28 October 2003
Roger, over and over
Fox News chief Roger Ailes does seem to cover the same ground a lot, but I suspect it's because everyone asks him the same questions every time.
In a piece for Broadcasting & Cable, Ailes is his usual part genial, part pugnacious self:
I've had a broad life experience that doesn't translate into going to the Columbia journalism school. That makes me a lot better journalist than some guys who had to listen to some pathetic professor who has been on the public dole all his life and really doesn't like this country much and hates the government and hates everybody and is angry because he's not making enough money.
Which naturally leads to the question of "objectivity" does it really exist?
I can be objective about the war and the coverage of the war. But, as a United States citizen, do I want the Taliban to win and subjugate all the women and execute people in stadiums? No, I'm sort of opposed to that.
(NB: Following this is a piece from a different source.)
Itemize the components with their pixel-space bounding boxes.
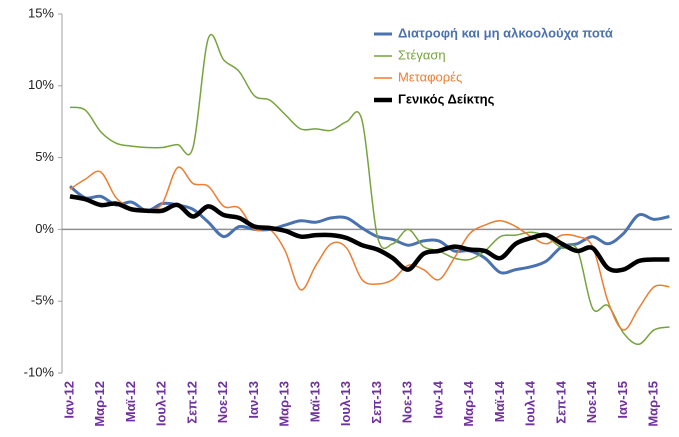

The concept that the journalists are totally objective is crazy. They have friends. They have an education. They've gone to some school where some professor spun their brain out. They've got a view of life. They've got history. They've got parents. They've got people they like and socialize with. They have a view based on their experience. And they bring all that to journalism. Their job is to try to sort through that and get to as much truth as they can get to, which is what we do, every day.
And Ailes describes an encounter with former New York Times editor Howell Raines:
Raines clearly was driving an agenda. I called Howell. I forget the story. It was their Afghanistan coverage. There was some stuff...that wasn't true. We had guys on the ground, and so I called him up and said, "Howell, you're going to get an award for fiction here." He said, "I'm hanging up." I said, "You don't seem to have a sense of humor, Howell." He said, "I don't have one about journalism." So then, later, when Jayson Blair happened, I sent a note and just said, "Maybe it's time to develop a sense of humor about journalism."
Maybe it is. And Roger, if you're reading this: you might want to impress that idea upon Bill O'Reilly.